DIG

DIG 2.0 Proposal for Accessing Told Data

DIG Working Group Note May 2006

This version:
http://www.informatik.uni-ulm.de/ki/Liebig/told-access.html
Authors:
Thorsten Liebig, Ulm University
Anni-Yasmin Turhan, Dresden University of Technology
Olaf Noppens, Ulm University
Timo Weithöner, Ulm University

Abstract

This is a proposal for an interface for retrieving told KB information within DIG 2.0. The interface is an official extension of DIG and comes with two levels: a set of canned queries at level 1 and a freely definable query utilizing XPath expressions at level 2. Level 1 is intended to provide the basic set of queries sufficient for most told-aware applications. This level offers the essential functionality of the told interface. Level 2 is a superset of level 1 providing unrestricted access to any portions of previous told KB data for all those applications which need more flexibility than available within level 1.


Motivation

The specification of DIG identifies the DL reasoner as the server with respect to the stored knowledge. However, a mechanism to retrieve KB definitions from the server or to distinguish between explicitly given and inferred information is missing. As a result every DIG enabled application is forced to hold and maintain an own model of the KB in parallel. In case of providing a rollback/checkpoint mechanism (e.g. as an extension) within the next release of DIG this is no longer an adequate solution. When rolling back to a previous state of the KB a client application should at least be able to synchronize its own model by retrieving the explicitly given definitions from the DIG server.

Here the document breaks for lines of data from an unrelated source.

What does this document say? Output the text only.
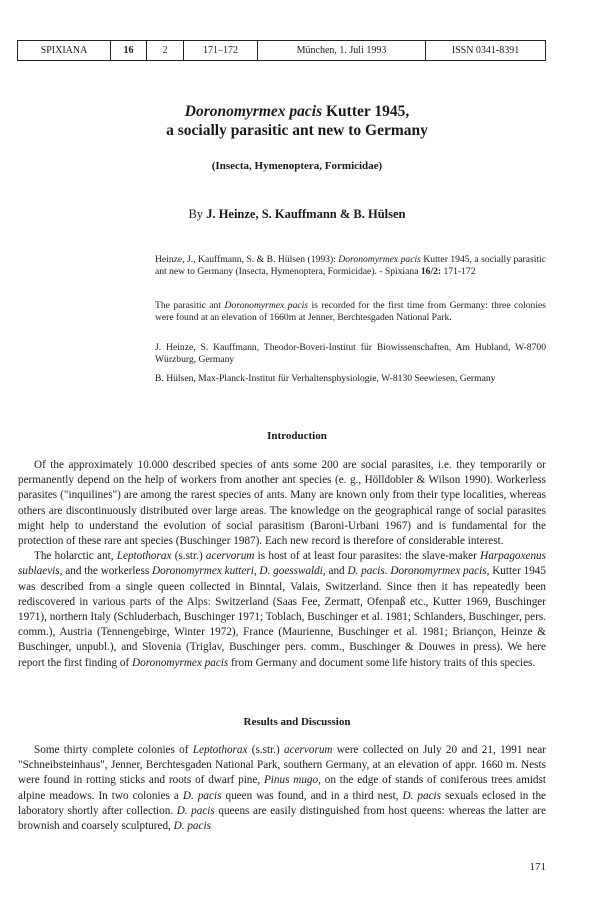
SPIXIANA	16	2	171–172	München, 1. Juli 1993	ISSN 0341-8391
Doronomyrmex pacis Kutter 1945,
a socially parasitic ant new to Germany
(Insecta, Hymenoptera, Formicidae)
By J. Heinze, S. Kauffmann & B. Hülsen
Heinze, J., Kauffmann, S. & B. Hülsen (1993): Doronomyrmex pacis Kutter 1945, a socially parasitic ant new to Germany (Insecta, Hymenoptera, Formicidae). - Spixiana 16/2: 171-172
The parasitic ant Doronomyrmex pacis is recorded for the first time from Germany: three colonies were found at an elevation of 1660m at Jenner, Berchtesgaden National Park.
J. Heinze, S. Kauffmann, Theodor-Boveri-Institut für Biowissenschaften, Am Hubland, W-8700 Würzburg, Germany
B. Hülsen, Max-Planck-Institut für Verhaltensphysiologie, W-8130 Seewiesen, Germany
Introduction

Of the approximately 10.000 described species of ants some 200 are social parasites, i.e. they temporarily or permanently depend on the help of workers from another ant species (e. g., Hölldobler & Wilson 1990). Workerless parasites ("inquilines") are among the rarest species of ants. Many are known only from their type localities, whereas others are discontinuously distributed over large areas. The knowledge on the geographical range of social parasites might help to understand the evolution of social parasitism (Baroni-Urbani 1967) and is fundamental for the protection of these rare ant species (Buschinger 1987). Each new record is therefore of considerable interest.

The holarctic ant, Leptothorax (s.str.) acervorum is host of at least four parasites: the slave-maker Harpagoxenus sublaevis, and the workerless Doronomyrmex kutteri, D. goesswaldi, and D. pacis. Doronomyrmex pacis, Kutter 1945 was described from a single queen collected in Binntal, Valais, Switzerland. Since then it has repeatedly been rediscovered in various parts of the Alps: Switzerland (Saas Fee, Zermatt, Ofenpaß etc., Kutter 1969, Buschinger 1971), northern Italy (Schluderbach, Buschinger 1971; Toblach, Buschinger et al. 1981; Schlanders, Buschinger, pers. comm.), Austria (Tennengebirge, Winter 1972), France (Maurienne, Buschinger et al. 1981; Briançon, Heinze & Buschinger, unpubl.), and Slovenia (Triglav, Buschinger pers. comm., Buschinger & Douwes in press). We here report the first finding of Doronomyrmex pacis from Germany and document some life history traits of this species.

Results and Discussion

Some thirty complete colonies of Leptothorax (s.str.) acervorum were collected on July 20 and 21, 1991 near "Schneibsteinhaus", Jenner, Berchtesgaden National Park, southern Germany, at an elevation of appr. 1660 m. Nests were found in rotting sticks and roots of dwarf pine, Pinus mugo, on the edge of stands of coniferous trees amidst alpine meadows. In two colonies a D. pacis queen was found, and in a third nest, D. pacis sexuals eclosed in the laboratory shortly after collection. D. pacis queens are easily distinguished from host queens: whereas the latter are brownish and coarsely sculptured, D. pacis

171
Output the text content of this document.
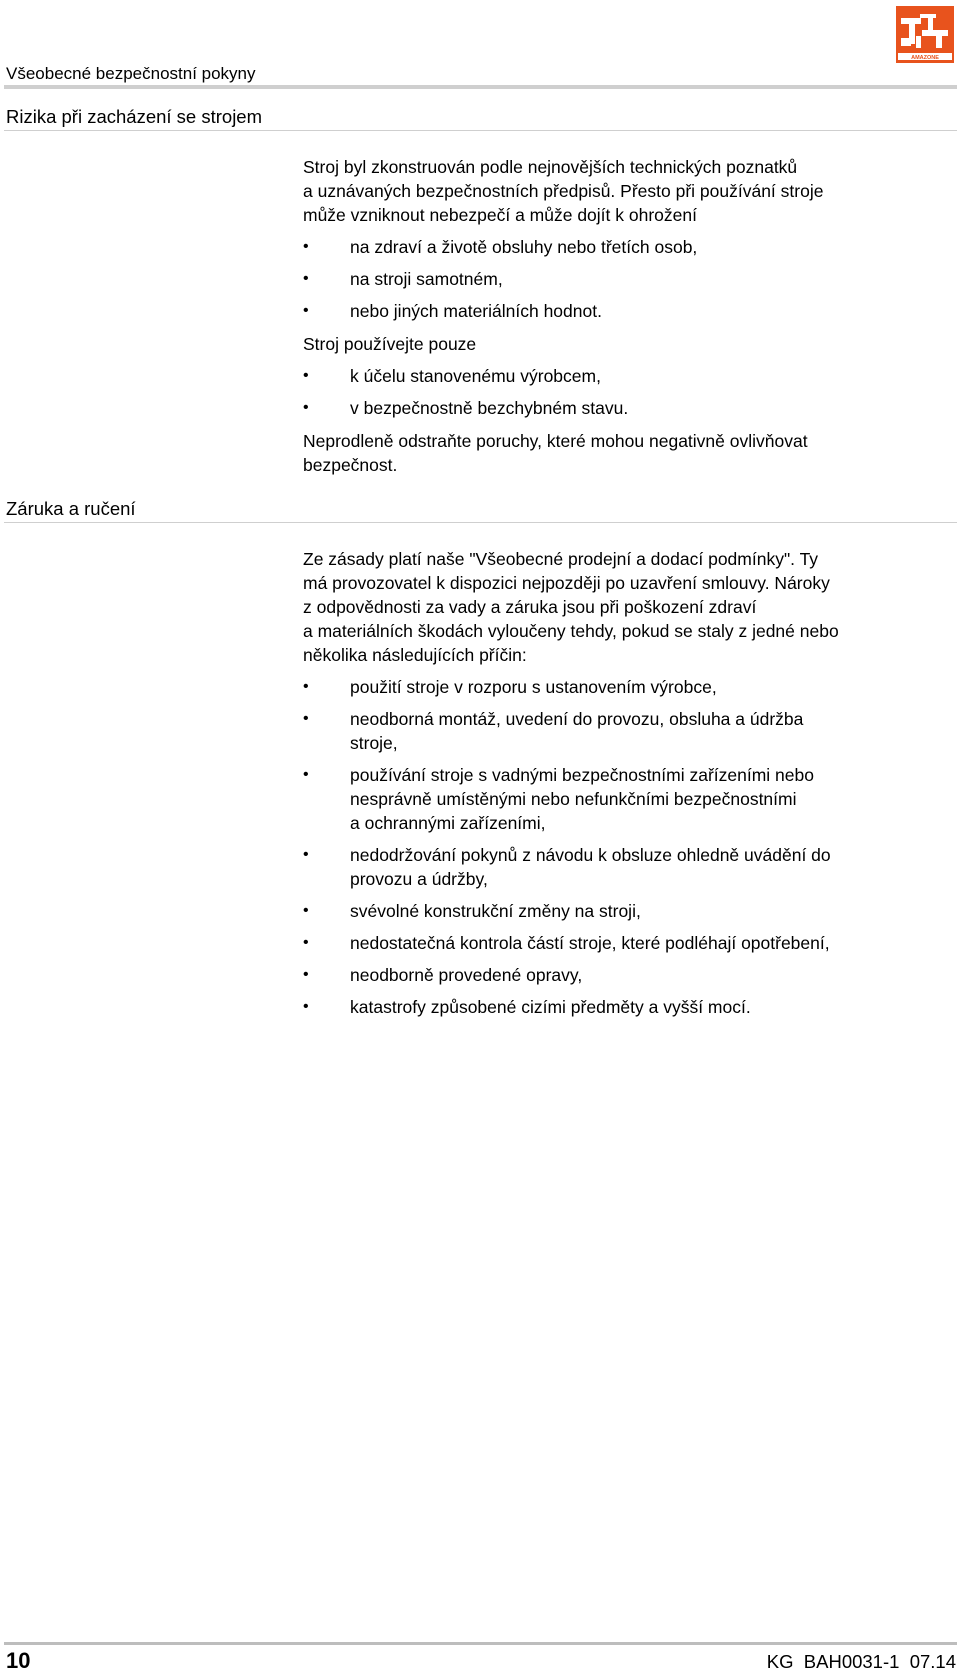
Všeobecné bezpečnostní pokyny
AMAZONE
Rizika při zacházení se strojem

Stroj byl zkonstruován podle nejnovějších technických poznatků

a uznávaných bezpečnostních předpisů. Přesto při používání stroje

může vzniknout nebezpečí a může dojít k ohrožení

• na zdraví a životě obsluhy nebo třetích osob,
• na stroji samotném,
• nebo jiných materiálních hodnot.

Stroj používejte pouze

• k účelu stanovenému výrobcem,
• v bezpečnostně bezchybném stavu.

Neprodleně odstraňte poruchy, které mohou negativně ovlivňovat

bezpečnost.

Záruka a ručení

Ze zásady platí naše "Všeobecné prodejní a dodací podmínky". Ty

má provozovatel k dispozici nejpozději po uzavření smlouvy. Nároky

z odpovědnosti za vady a záruka jsou při poškození zdraví

a materiálních škodách vyloučeny tehdy, pokud se staly z jedné nebo

několika následujících příčin:

• použití stroje v rozporu s ustanovením výrobce,
• neodborná montáž, uvedení do provozu, obsluha a údržba
stroje,
• používání stroje s vadnými bezpečnostními zařízeními nebo
nesprávně umístěnými nebo nefunkčními bezpečnostními
a ochrannými zařízeními,
• nedodržování pokynů z návodu k obsluze ohledně uvádění do
provozu a údržby,
• svévolné konstrukční změny na stroji,
• nedostatečná kontrola částí stroje, které podléhají opotřebení,
• neodborně provedené opravy,
• katastrofy způsobené cizími předměty a vyšší mocí.
10	KG  BAH0031-1  07.14
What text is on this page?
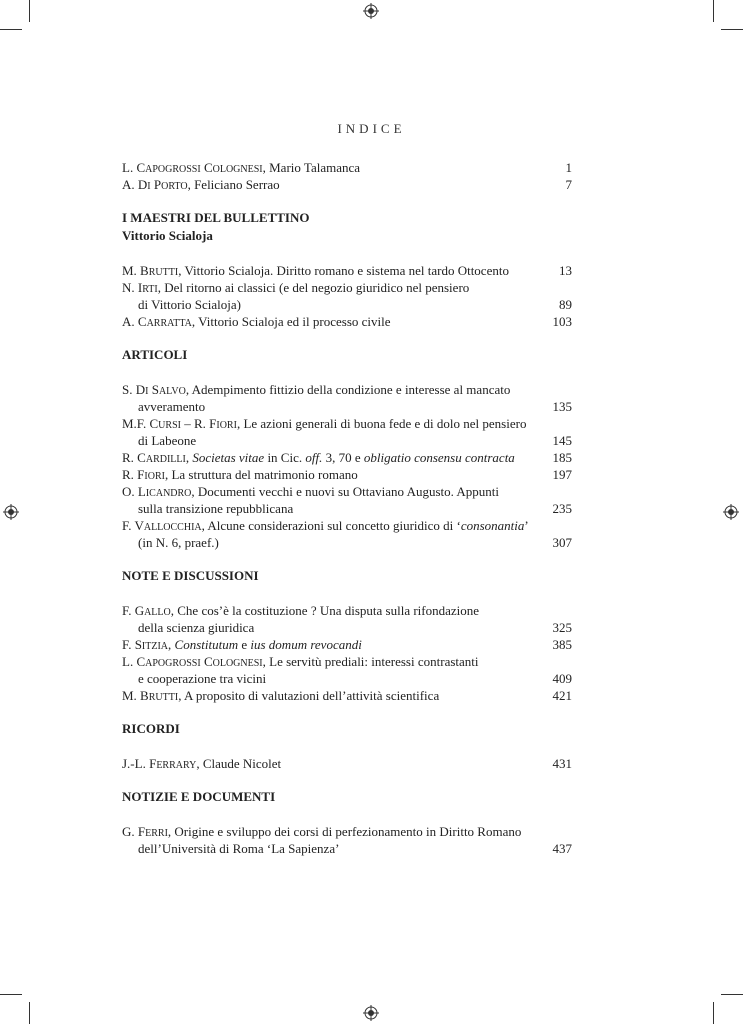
INDICE
L. CAPOGROSSI COLOGNESI, Mario Talamanca	1
A. DI PORTO, Feliciano Serrao	7
I MAESTRI DEL BULLETTINO
Vittorio Scialoja
M. BRUTTI, Vittorio Scialoja. Diritto romano e sistema nel tardo Ottocento	13
N. IRTI, Del ritorno ai classici (e del negozio giuridico nel pensiero
di Vittorio Scialoja)	89
A. CARRATTA, Vittorio Scialoja ed il processo civile	103
ARTICOLI
S. DI SALVO, Adempimento fittizio della condizione e interesse al mancato
avveramento	135
M.F. CURSI – R. FIORI, Le azioni generali di buona fede e di dolo nel pensiero
di Labeone	145
R. CARDILLI, Societas vitae in Cic. off. 3, 70 e obligatio consensu contracta	185
R. FIORI, La struttura del matrimonio romano	197
O. LICANDRO, Documenti vecchi e nuovi su Ottaviano Augusto. Appunti
sulla transizione repubblicana	235
F. VALLOCCHIA, Alcune considerazioni sul concetto giuridico di ‘consonantia’
(in N. 6, praef.)	307
NOTE E DISCUSSIONI
F. GALLO, Che cos’è la costituzione ? Una disputa sulla rifondazione
della scienza giuridica	325
F. SITZIA, Constitutum e ius domum revocandi	385
L. CAPOGROSSI COLOGNESI, Le servitù prediali: interessi contrastanti
e cooperazione tra vicini	409
M. BRUTTI, A proposito di valutazioni dell’attività scientifica	421
RICORDI
J.-L. FERRARY, Claude Nicolet	431
NOTIZIE E DOCUMENTI
G. FERRI, Origine e sviluppo dei corsi di perfezionamento in Diritto Romano
dell’Università di Roma ‘La Sapienza’	437
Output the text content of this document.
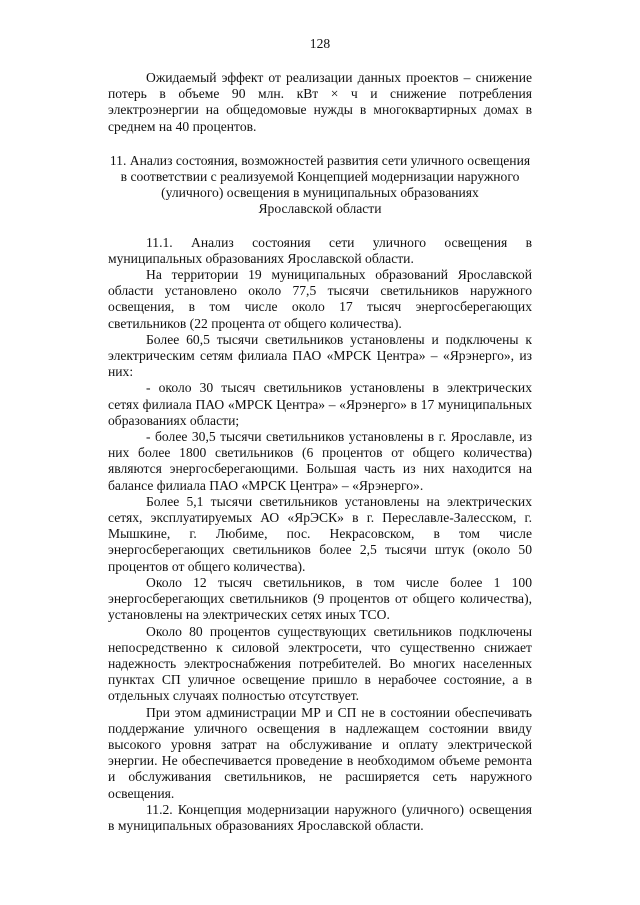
128

Ожидаемый эффект от реализации данных проектов – снижение потерь в объеме 90 млн. кВт × ч и снижение потребления электроэнергии на общедомовые нужды в многоквартирных домах в среднем на 40 процентов.

11. Анализ состояния, возможностей развития сети уличного освещения
в соответствии с реализуемой Концепцией модернизации наружного
(уличного) освещения в муниципальных образованиях
Ярославской области

11.1. Анализ состояния сети уличного освещения в муниципальных образованиях Ярославской области.

На территории 19 муниципальных образований Ярославской области установлено около 77,5 тысячи светильников наружного освещения, в том числе около 17 тысяч энергосберегающих светильников (22 процента от общего количества).

Более 60,5 тысячи светильников установлены и подключены к электрическим сетям филиала ПАО «МРСК Центра» – «Ярэнерго», из них:

- около 30 тысяч светильников установлены в электрических сетях филиала ПАО «МРСК Центра» – «Ярэнерго» в 17 муниципальных образованиях области;

- более 30,5 тысячи светильников установлены в г. Ярославле, из них более 1800 светильников (6 процентов от общего количества) являются энергосберегающими. Большая часть из них находится на балансе филиала ПАО «МРСК Центра» – «Ярэнерго».

Более 5,1 тысячи светильников установлены на электрических сетях, эксплуатируемых АО «ЯрЭСК» в г. Переславле-Залесском, г. Мышкине, г. Любиме, пос. Некрасовском, в том числе энергосберегающих светильников более 2,5 тысячи штук (около 50 процентов от общего количества).

Около 12 тысяч светильников, в том числе более 1 100 энергосберегающих светильников (9 процентов от общего количества), установлены на электрических сетях иных ТСО.

Около 80 процентов существующих светильников подключены непосредственно к силовой электросети, что существенно снижает надежность электроснабжения потребителей. Во многих населенных пунктах СП уличное освещение пришло в нерабочее состояние, а в отдельных случаях полностью отсутствует.

При этом администрации МР и СП не в состоянии обеспечивать поддержание уличного освещения в надлежащем состоянии ввиду высокого уровня затрат на обслуживание и оплату электрической энергии. Не обеспечивается проведение в необходимом объеме ремонта и обслуживания светильников, не расширяется сеть наружного освещения.

11.2. Концепция модернизации наружного (уличного) освещения в муниципальных образованиях Ярославской области.
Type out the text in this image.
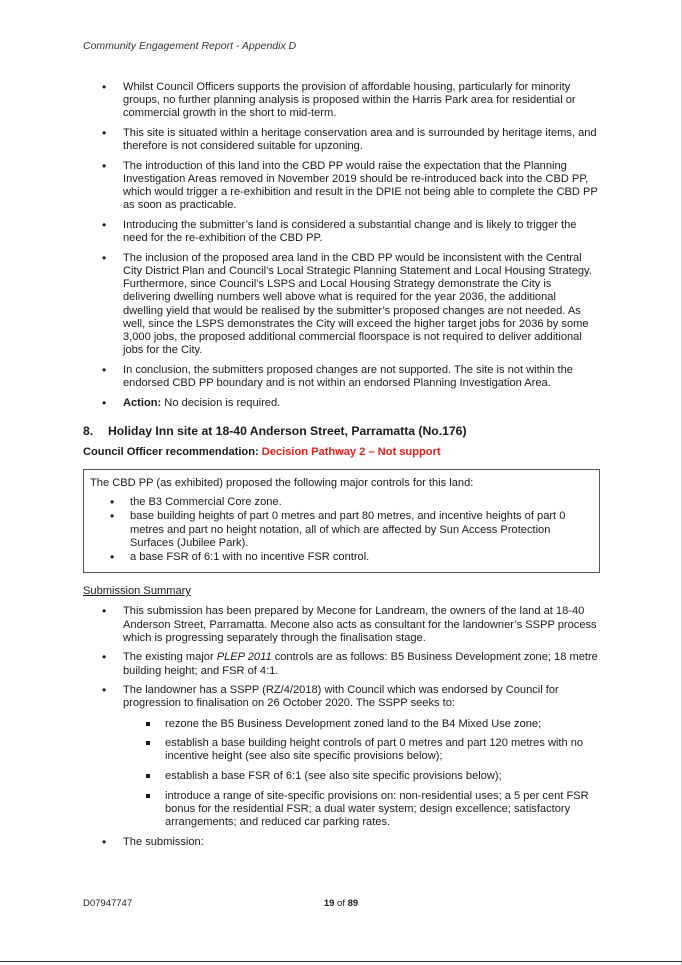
Community Engagement Report - Appendix D
• Whilst Council Officers supports the provision of affordable housing, particularly for minority groups, no further planning analysis is proposed within the Harris Park area for residential or commercial growth in the short to mid-term.
• This site is situated within a heritage conservation area and is surrounded by heritage items, and therefore is not considered suitable for upzoning.
• The introduction of this land into the CBD PP would raise the expectation that the Planning Investigation Areas removed in November 2019 should be re-introduced back into the CBD PP, which would trigger a re-exhibition and result in the DPIE not being able to complete the CBD PP as soon as practicable.
• Introducing the submitter’s land is considered a substantial change and is likely to trigger the need for the re-exhibition of the CBD PP.
• The inclusion of the proposed area land in the CBD PP would be inconsistent with the Central City District Plan and Council’s Local Strategic Planning Statement and Local Housing Strategy. Furthermore, since Council’s LSPS and Local Housing Strategy demonstrate the City is delivering dwelling numbers well above what is required for the year 2036, the additional dwelling yield that would be realised by the submitter’s proposed changes are not needed. As well, since the LSPS demonstrates the City will exceed the higher target jobs for 2036 by some 3,000 jobs, the proposed additional commercial floorspace is not required to deliver additional jobs for the City.
• In conclusion, the submitters proposed changes are not supported. The site is not within the endorsed CBD PP boundary and is not within an endorsed Planning Investigation Area.
• Action: No decision is required.
8. Holiday Inn site at 18-40 Anderson Street, Parramatta (No.176)
Council Officer recommendation: Decision Pathway 2 – Not support
The CBD PP (as exhibited) proposed the following major controls for this land:
• the B3 Commercial Core zone.
• base building heights of part 0 metres and part 80 metres, and incentive heights of part 0 metres and part no height notation, all of which are affected by Sun Access Protection Surfaces (Jubilee Park).
• a base FSR of 6:1 with no incentive FSR control.
Submission Summary
• This submission has been prepared by Mecone for Landream, the owners of the land at 18-40 Anderson Street, Parramatta. Mecone also acts as consultant for the landowner’s SSPP process which is progressing separately through the finalisation stage.
• The existing major PLEP 2011 controls are as follows: B5 Business Development zone; 18 metre building height; and FSR of 4:1.
• The landowner has a SSPP (RZ/4/2018) with Council which was endorsed by Council for progression to finalisation on 26 October 2020. The SSPP seeks to:
rezone the B5 Business Development zoned land to the B4 Mixed Use zone;
establish a base building height controls of part 0 metres and part 120 metres with no incentive height (see also site specific provisions below);
establish a base FSR of 6:1 (see also site specific provisions below);
introduce a range of site-specific provisions on: non-residential uses; a 5 per cent FSR bonus for the residential FSR; a dual water system; design excellence; satisfactory arrangements; and reduced car parking rates.
• The submission:
D07947747	19 of 89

In addition, accessing previously told definitions from a reasoner is of importance for applications where some kind of non-standard reasoning on client-side is being done. Actual examples are black-box debugging of KBs, explaining standard reasoning services or computing the least common subsumer as well as various services for concept approximations. Most of these services use standard reasoning services of the server very frequently in order to compute some non-standard client service which is significantly easier to implement when having access to previously told KB definitions on server side rather than working on representations extracted from typically very application specific client models. In other words, there are many reasoning intensive tasks on client side which would benefit from having direct access to given KB axioms of the reasoning server by-passing any client model.

Levels of Representation of Told Data

In the following we distinguish between three levels of representations for KB definitions in order to clearly define that particular level of representation this told data proposal refers to.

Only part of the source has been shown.